Susanne Roewer kennt über ihre Ausbildung an der Kunstakademie alle klassischen Techniken der Bildhauerei. Aber ihr wurde schnell bewusst, dass es noch weiter gehen muss.
Es war schließlich ein 'Gussunfall´, der ein Schlüsselmoment für die Künstlerin markierte, als ihr Entwurf für eine große Skulptur während des Scottish Sculpture Workshop in Metall gegossen werden sollte. Risse in der Gussform platzten explosionsartig auf und das flüssige Metall trat unkontrolliert aus der Form. Ein gefährlicher Moment, in dem die Künstlerin jedoch voller Faszination Feuer als ihr Element entdeckte und beschloss, den Prozess des Gießens weniger als reine Übersetzungspraxis zu sehen, sondern mehr als prozesshaften Teil des Kunstwerkes bzw. als eigene Kunstform an sich.

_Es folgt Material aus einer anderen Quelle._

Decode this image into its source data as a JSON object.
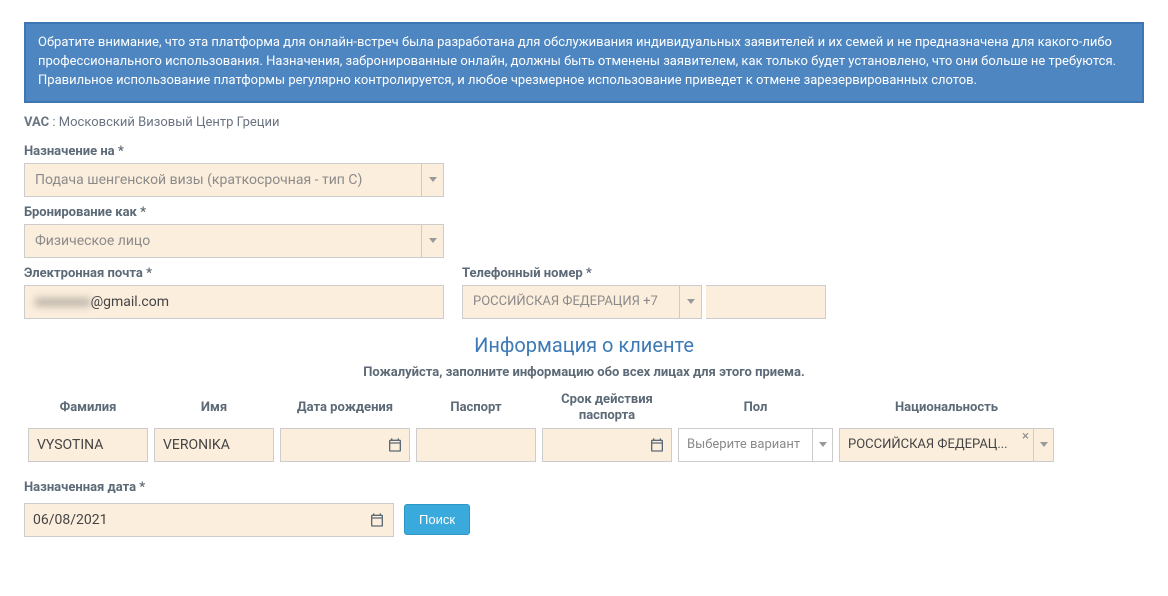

Das gemeinschaftliche Arbeiten und die Begegnung mit unterschiedlichsten Künstlern, darunter Coral Lambert und besonders George Beasley im Rahmen dieses Workshops markiert einen weiteren Schlüsselmoment, der ihr ganz neuen unkonventionellen und künstlerisch inspirierte Gussmethoden eröffnete.

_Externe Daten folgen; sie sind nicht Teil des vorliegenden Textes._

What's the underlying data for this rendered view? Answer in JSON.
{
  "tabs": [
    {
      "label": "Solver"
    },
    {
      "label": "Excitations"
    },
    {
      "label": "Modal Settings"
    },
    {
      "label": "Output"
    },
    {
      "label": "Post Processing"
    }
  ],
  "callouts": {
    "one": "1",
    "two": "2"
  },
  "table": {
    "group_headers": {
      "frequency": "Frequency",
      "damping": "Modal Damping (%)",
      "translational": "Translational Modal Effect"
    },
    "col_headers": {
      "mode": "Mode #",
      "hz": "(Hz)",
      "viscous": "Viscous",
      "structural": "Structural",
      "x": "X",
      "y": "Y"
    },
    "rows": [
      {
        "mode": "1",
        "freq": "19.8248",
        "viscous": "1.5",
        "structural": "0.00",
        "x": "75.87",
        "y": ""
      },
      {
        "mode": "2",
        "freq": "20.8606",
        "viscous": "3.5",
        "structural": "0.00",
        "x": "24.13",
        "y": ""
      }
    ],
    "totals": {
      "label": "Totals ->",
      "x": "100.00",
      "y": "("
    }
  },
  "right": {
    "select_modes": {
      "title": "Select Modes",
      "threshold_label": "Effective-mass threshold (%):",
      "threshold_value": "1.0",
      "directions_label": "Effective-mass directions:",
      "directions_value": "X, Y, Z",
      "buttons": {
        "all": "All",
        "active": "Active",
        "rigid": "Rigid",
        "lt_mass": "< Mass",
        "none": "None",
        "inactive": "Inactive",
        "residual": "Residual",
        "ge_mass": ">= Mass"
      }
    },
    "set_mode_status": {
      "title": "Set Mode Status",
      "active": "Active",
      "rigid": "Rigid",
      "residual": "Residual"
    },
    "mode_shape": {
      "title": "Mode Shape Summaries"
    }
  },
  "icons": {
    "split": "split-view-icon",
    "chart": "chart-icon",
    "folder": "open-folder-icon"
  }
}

Zudem führten diese Begegnungen zu beeindruckenden Zusammenarbeiten, darunter z. B. die Ausstellung Elemental Attraction mit George Beasley im Fort Wayne Art Museum in Indiana 2016.
Hier wurde im Rahmen einer Arbeit von Beasley am Tag for der Ausstellung ein Hochofen aus simplen gesammelten Holzstöcken und Schlamm errichtet, durch den dann vor begeistertem Publikum in einem spektakulären Event aus Feuer und Funken Metall durch Bambusrohre gegossen wurde. Die Teilnehmenden hielten sie Rohre ohne Hilfsmittel nur in Schutzkleidung gehüllt. Eine unvorstellbar direkte Interaktion mit dem Feuer und den Materialien mit einer Art brennender Skulptur, bei der das Resultat nicht im Vordergrund steht, sondern der Prozess an sich zur Performance wird. Die gegossenen Stücke waren bei diesen Performances jeweils X-förmige Kreuze, die in einer alten irischen Schriftform die Daten des Gusses zeigten und so ebenfalls dem Prozess selbst Zeugnis trugen.
Suzanne Roewer nahm anschließend an weiteren Konferenzen rund um die Gießkunst Teil, wie der International Sculpture Conference in Miami 2013, sowie der 7th International Conference on Contemporary Cast Iron Art, in Lettland 2014.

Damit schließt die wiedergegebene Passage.